PBMs Express Scripts, CVS Caremark and OptumRx account for nearly 85% of the market.
Various senators focused on the seeming lack of competition in the industry, but each executive disagreed. “The industry is extremely robust,” Root said.
There are more than 60 national PBMs, in addition to regional PBMs across the country.
The system is predicated on “heavy, aggressive competition,” Root said.
“The market is extremely price conscious. Payers want specific actionable items, and they won’t settle for a PBM that won't offer those services,” Root said. “It is very important to understand a payer dictates what they want and determines how much money they are able to pay for the benefit. Competition is what makes the whole system work.”
The state of North Dakota, for example, has had three different PBMs in the past 10 years, according to Root.

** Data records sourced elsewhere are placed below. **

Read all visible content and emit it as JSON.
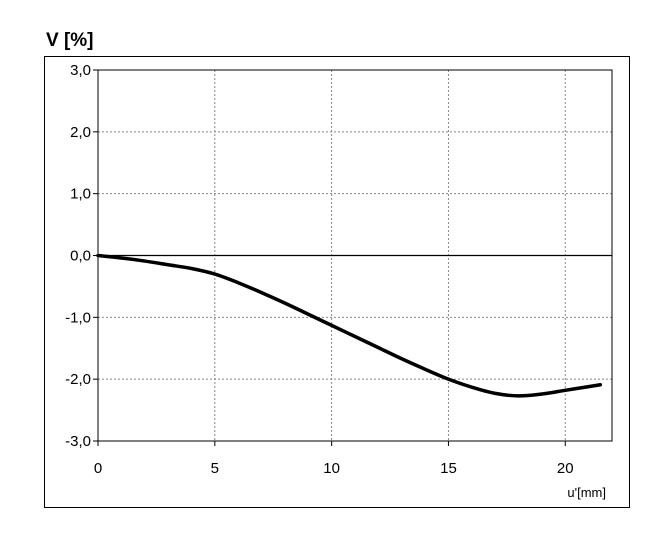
{
  "chart_data": {
    "type": "line",
    "title": "V [%]",
    "xlabel": "u'[mm]",
    "ylabel": "",
    "xlim": [
      0,
      22
    ],
    "ylim": [
      -3.0,
      3.0
    ],
    "x_ticks": [
      "0",
      "5",
      "10",
      "15",
      "20"
    ],
    "x_tick_values": [
      0,
      5,
      10,
      15,
      20
    ],
    "y_ticks": [
      "3,0",
      "2,0",
      "1,0",
      "0,0",
      "-1,0",
      "-2,0",
      "-3,0"
    ],
    "y_tick_values": [
      3,
      2,
      1,
      0,
      -1,
      -2,
      -3
    ],
    "grid": true,
    "series": [
      {
        "x": [
          0,
          1,
          2,
          3,
          4,
          5,
          6,
          7,
          8,
          9,
          10,
          11,
          12,
          13,
          14,
          15,
          16,
          17,
          18,
          19,
          20,
          21,
          21.5
        ],
        "values": [
          0.0,
          -0.04,
          -0.09,
          -0.15,
          -0.21,
          -0.3,
          -0.44,
          -0.6,
          -0.77,
          -0.95,
          -1.13,
          -1.31,
          -1.49,
          -1.67,
          -1.84,
          -2.0,
          -2.13,
          -2.23,
          -2.27,
          -2.24,
          -2.18,
          -2.12,
          -2.09
        ],
        "color": "#000000"
      }
    ]
  }
}
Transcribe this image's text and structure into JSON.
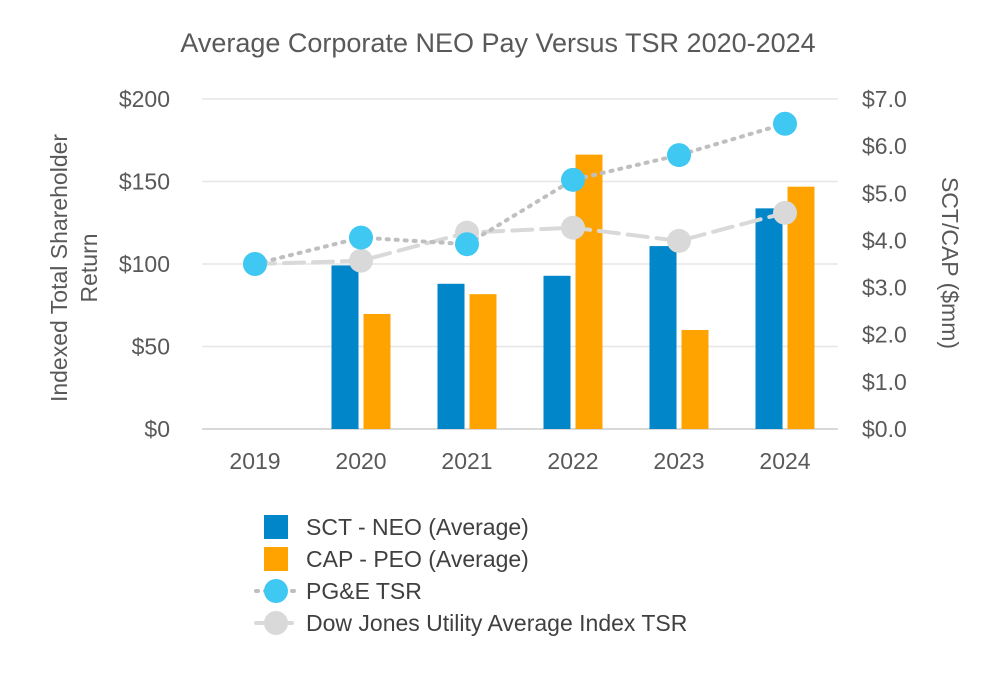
{
  "chart_data": {
    "type": "bar",
    "title": "Average Corporate NEO Pay Versus TSR 2020-2024",
    "categories": [
      "2019",
      "2020",
      "2021",
      "2022",
      "2023",
      "2024"
    ],
    "y_left": {
      "label_lines": [
        "Indexed Total Shareholder",
        "Return"
      ],
      "range": [
        0,
        200
      ],
      "ticks": [
        0,
        50,
        100,
        150,
        200
      ],
      "tick_labels": [
        "$0",
        "$50",
        "$100",
        "$150",
        "$200"
      ]
    },
    "y_right": {
      "label": "SCT/CAP ($mm)",
      "range": [
        0,
        7
      ],
      "ticks": [
        0,
        1,
        2,
        3,
        4,
        5,
        6,
        7
      ],
      "tick_labels": [
        "$0.0",
        "$1.0",
        "$2.0",
        "$3.0",
        "$4.0",
        "$5.0",
        "$6.0",
        "$7.0"
      ]
    },
    "grid": true,
    "legend_position": "bottom",
    "series": [
      {
        "name": "SCT - NEO (Average)",
        "type": "bar",
        "axis": "right",
        "color": "#0086C9",
        "values": [
          null,
          3.47,
          3.08,
          3.25,
          3.88,
          4.68
        ]
      },
      {
        "name": "CAP - PEO (Average)",
        "type": "bar",
        "axis": "right",
        "color": "#FFA300",
        "values": [
          null,
          2.44,
          2.86,
          5.82,
          2.1,
          5.14
        ]
      },
      {
        "name": "PG&E TSR",
        "type": "line",
        "axis": "left",
        "style": "dotted",
        "line_color": "#BFBFBF",
        "marker_color": "#3EC8F2",
        "values": [
          100,
          116,
          112,
          151,
          166,
          185
        ]
      },
      {
        "name": "Dow Jones Utility Average Index TSR",
        "type": "line",
        "axis": "left",
        "style": "dashed",
        "line_color": "#D9D9D9",
        "marker_color": "#D9D9D9",
        "values": [
          100,
          102,
          119,
          122,
          114,
          131
        ]
      }
    ]
  }
}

Root said taxpayers likely could see legislation on transparency come out of this week’s hearing.
At the hearing, executives said they were opposed to more transparency when it comes to the way they do business.
“There’s this notion of ‘good’ transparency and ‘bad’ transparency,” Root said.
PBMs are in favor of the “good” transparency, Root said, which is actionable for the plans’ consumers and health plans.
Bad transparency, executives said in the hearing, could end up hurting consumers.
“Imagine the state of North Dakota is building a road. They would use sealed bids because if I don’t know what the other construction companies are bidding, it drives people to bid the lowest possible price,” Root said. “If I know you bid $3 million to build that road, I can offer $2.9 million to build the road. I’d not be taking much of a hit but I’m still lower than you. That’s exactly what takes place in the drug space.”
Root said letting manufacturers know discounts up front will only incentivize them to go slightly lower, ultimately not giving consumers the best deal possible.
In North Dakota, Schwab said legislators have been “well in tune” with PBMs but get uncomfortable getting involved with a contractual agreement.
Ultimately, those wanting transparency would like to see federal action.
“It’s patchwork with all the different states passing legislation,” Schwab said. “We really need some movement from Congress to reign these guys in.”